Currently, Saudi Arabia produces 9 million bpd of crude as it leads OPEC+ efforts to “stabilize the market.”

Non-OPEC Competition for Supply

Apart from concerns about demand in the long term, the other most discussed reason for the Saudi U-turn on expanding capacity is the stronger supply growth from non-OPEC+ producers in recent years, most of all, the United States, many analysts say.

“Riyadh sees softer balances in the next few years, mainly on supply outside OPEC+,” Bob McNally, president of consultancy Rapidan Energy Group and a former White House official, told Bloomberg.

According to Martijn Rats, global oil strategist at Morgan Stanley, with the stronger-than-expected supply from the U.S. and other non-OPEC+ producers, “the room in the oil market for OPEC oil came under pressure.”

Barclays, for its part, believes the Saudi halt to expansion is driven more by the surprisingly strong supply response outside the OPEC+ alliance, rather than a lowered demand forecast.

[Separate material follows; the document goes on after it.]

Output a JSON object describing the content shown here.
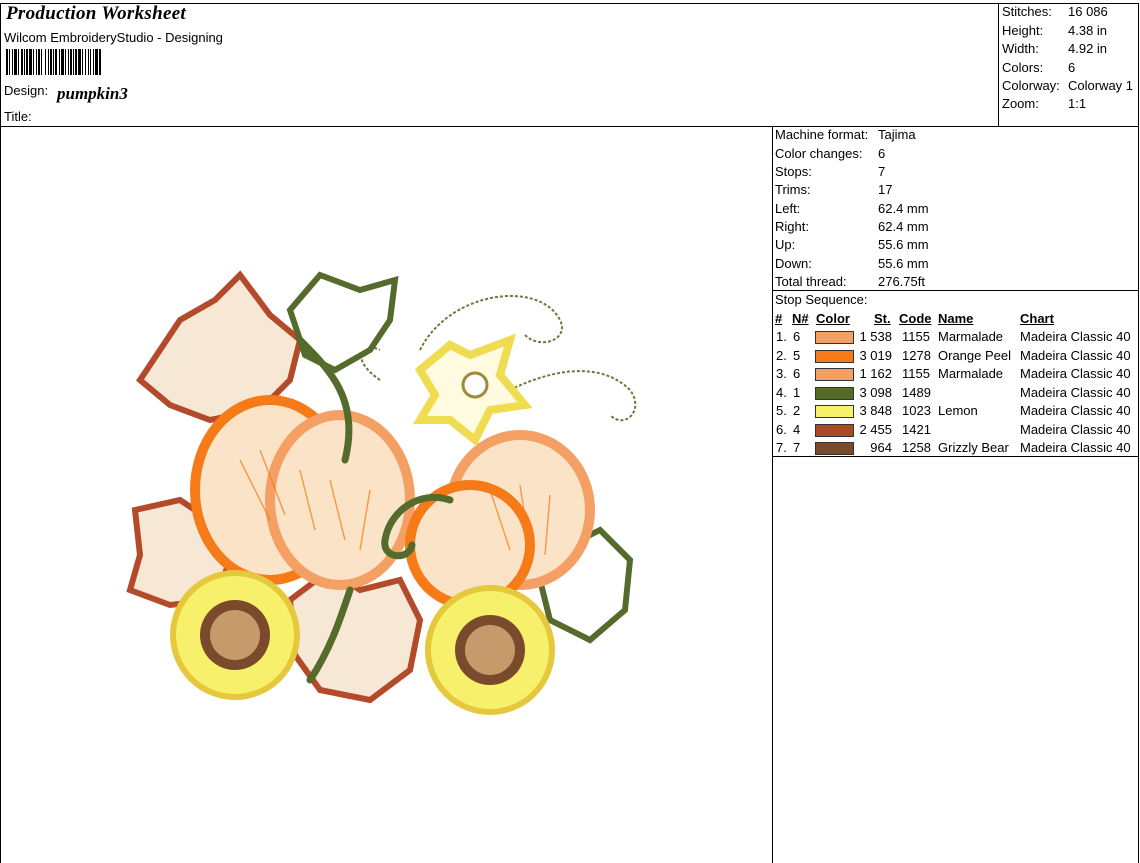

“If the demand outlook were deteriorating, as one of the lowest cost producers, Saudi Arabia would arguably be better off increasing its output to slow the pace of transition and investments in international capacity,” Barclays said in a note carried by Reuters.

Citi says the Saudi decision could mean that OPEC+ has started to recognize that it has a problem.

“Namely the size of the growing capacity overhang in global oil markets and the need for KSA to continue to cede market share to accommodate growth of competitors (US shale, Guyana, Brazil),” Citi Research said.

“The market should probably assume that KSA is willing to defend $70/barrel at all costs, at least in the short-term.”

Saudi Budget  

The lower capex from Aramco, now that the expansion is halted, could boost income for the Kingdom, which looks to invest in tourism, digital cities, and cutting-edge futuristic new ventures.

Bank Emirates NBD expects Saudi Arabia’s budget deficit to widen to -4.3% of GDP this year, versus the official estimate of -1.9% of GDP.

“For 2024, we expect oil prices to average USD 82.5/b, similar to 2023,” Emirates NBD said in January.

“However with Saudi Arabia now extending its 1mn b/d voluntary production cut at least through March 2024 and only gradually recovering thereafter, we expect the volume of oil sold to decline by around -4% from average 2023 levels, weighing on budget revenue.”